Seruan untuk Kemerdekaan Ukraina Timur Picu Alarm Perang

Jakarta, CNBC Indonesia - Ketegangan antara Barat dan Rusia atas Ukraina telah meningkat dalam beberapa bulan terakhir, setelah Moskow mengumpulkan puluhan ribu tentara di dekat perbatasan tetangganya. Para pemimpin Barat mengatakan Rusia dapat melancarkan serangan ke Ukraina kapan saja, meskipun Moskow telah membantah rencana tersebut.
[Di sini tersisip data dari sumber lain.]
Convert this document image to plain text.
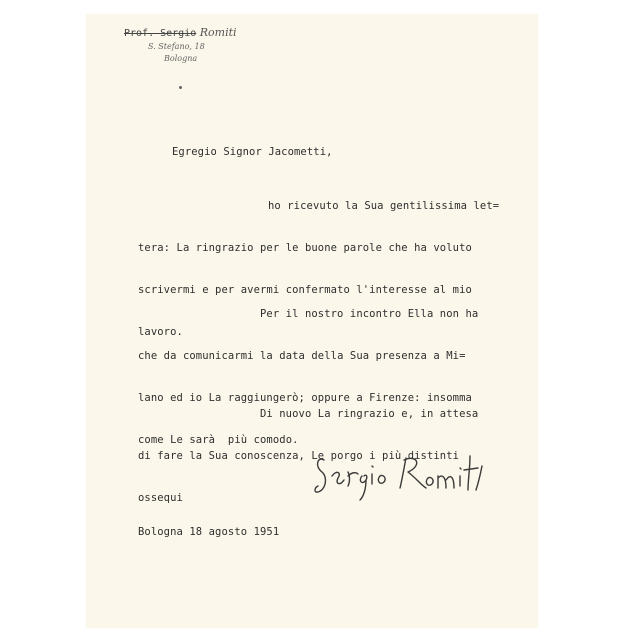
Prof. Sergio Romiti
S. Stefano, 18
Bologna
Egregio Signor Jacometti,

ho ricevuto la Sua gentilissima let=

tera: La ringrazio per le buone parole che ha voluto

scrivermi e per avermi confermato l'interesse al mio

lavoro.

Per il nostro incontro Ella non ha

che da comunicarmi la data della Sua presenza a Mi=

lano ed io La raggiungerò; oppure a Firenze: insomma

come Le sarà  più comodo.

Di nuovo La ringrazio e, in attesa

di fare la Sua conoscenza, Le porgo i più distinti

ossequi

Bologna 18 agosto 1951
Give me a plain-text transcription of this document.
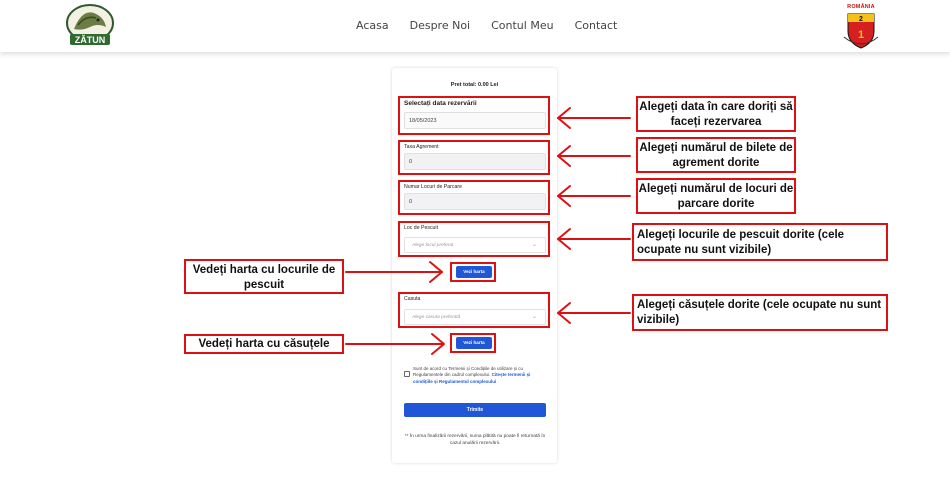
ZĂTUN
Acasa Despre Noi Contul Meu Contact
ROMÂNIA
2
1
Pret total: 0.00 Lei
Selectați data rezervării
18/05/2023
Taxa Agrement
0
Numar Locuri de Parcare
0
Loc de Pescuit
Alege locul preferat	⌄
Vezi harta
Casuta
Alege casuta preferată	⌄
Vezi harta
Sunt de acord cu Termenii și Condițiile de utilizare și cu Regulamentele din cadrul complexului. Citește termenii și condițiile și Regulamentul complexului
Trimite
** În urma finalizării rezervării, suma plătită nu poate fi returnată în cazul anulării rezervării.
Alegeți data în care doriți să faceți rezervarea
Alegeți numărul de bilete de agrement dorite
Alegeți numărul de locuri de parcare dorite
Alegeți locurile de pescuit dorite (cele ocupate nu sunt vizibile)
Alegeți căsuțele dorite (cele ocupate nu sunt vizibile)
Vedeți harta cu locurile de pescuit
Vedeți harta cu căsuțele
Apalagi seruan parlemen Rusia kepada Presiden Vladimir Putin untuk mengakui kemerdekaan "Republik" Donetsk dan Lugansk yang diproklamirkan sendiri di timur industri Ukraina telah menimbulkan kekhawatiran. Kyiv telah memerangi separatis pro-Rusia di wilayah timurnya sejak 2014 dalam konflik yang telah merenggut sekitar 14.000 nyawa.
Pertempuran sebagian besar telah berkurang sejak perjanjian Minsk 2014 dan 2015, saat Rusia dan Ukraina menyetujui gencatan senjata dan peta jalan menuju penyelesaian politik.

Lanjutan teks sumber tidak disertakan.